Last week, Darwin’s health and death became the latest medical mystery tackled by the Historical Clinicopathological Conference (CPC), an annual event held by the University of Maryland School of Medicine. Since 1995, specialists have met to unravel the perplexing conditions of eminent figures who lived and died centuries or even millennia ago, using their advanced knowledge to retroactively diagnose these long-dead “patients.” Past subjects have included Alexander the Great, Christopher Columbus, Edgar Allan Poe, Beethoven, Simon Bolivar, Claudius and the Egyptian pharaoh Akhenaten. Some of the conferences have sought more than just a diagnosis and cause of death, investigating, for example, if modern medicine could have saved Abraham Lincoln’s life, what caused Florence Nightingale’s debilitating depression and whether Joan of Arc was mentally competent when she stood trial for heresy.
This year, the case of Charles Darwin was taken up by Sidney Cohen, professor of medicine and director of research at the Jefferson Medical College of Thomas Jefferson University in Philadelphia. It was an entirely new breed of challenge for the noted gastroenterologist, who usually relies on X-rays, blood studies and other types of physical evidence. “This is purely a symptom-based assessment, an analysis of this journey of invalidism that [Darwin] suffered throughout his life,” Cohen said in a statement.
In his analysis, Cohen agreed with an existing theory that the scientist had likely contracted a parasitic illness called Chagas disease, possibly while traveling the globe—and making observations that shaped his natural selection model—aboard HMS Beagle. If left untreated, it can eventually cause cardiac damage. “Chagas would describe the heart disease, cardiac failure or ‘degeneration of the heart’—the term used in Darwin’s time to mean heart disease—that he suffered from later in life and that eventually caused his death,” Cohen explained.

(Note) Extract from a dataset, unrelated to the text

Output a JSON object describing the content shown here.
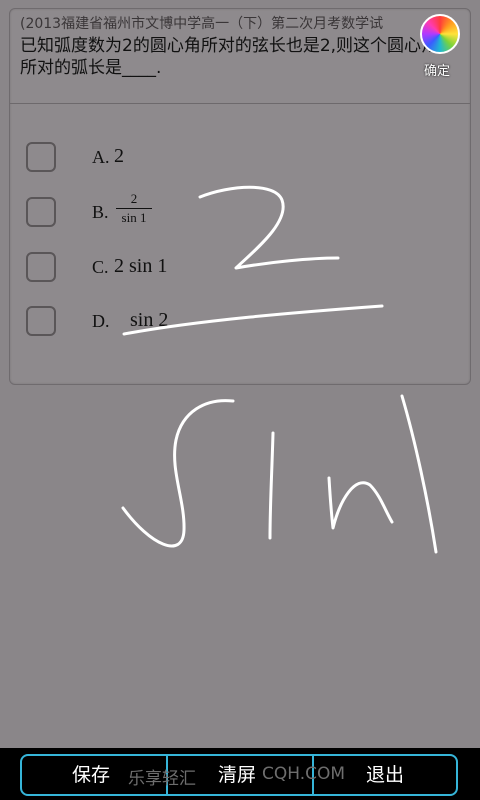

Cohen also theorized, as have several other modern physicians, that a chronic condition known as cyclic vomiting syndrome (CVS) caused Darwin’s lifelong abdominal distress. He then added a new diagnosis to the mix: Helicobacter pylori, a bacterium associated with peptic ulcers and stomach cancer, which is prevalent in the same regions as Chagas disease and is currently one of the most widespread infections on the planet, according to the World Health Organization. “Darwin’s lifelong history does not fit neatly into a single disorder based historically only upon symptom assessment,” Cohen said. “I make the argument that Darwin had multiple illnesses in his lifetime.”
Like most of the historical figures the conference has evaluated, Darwin died before the diseases that plagued him were described and studied. “It is particularly poignant that the scientists and physicians of his time could not provide Darwin, the father of modern life sciences, with relief from the ailments that affected so much of his life,” said Philip A. Mackowiak, vice chairman of the University of Maryland School of Medicine’s department of medicine and the conference’s founder. “This is precisely the type of historically significant mystery the CPC seeks to unravel. We hope examination of this case adds to the understanding and appreciation of this great man, who was able to accomplish so much despite his medical condition.”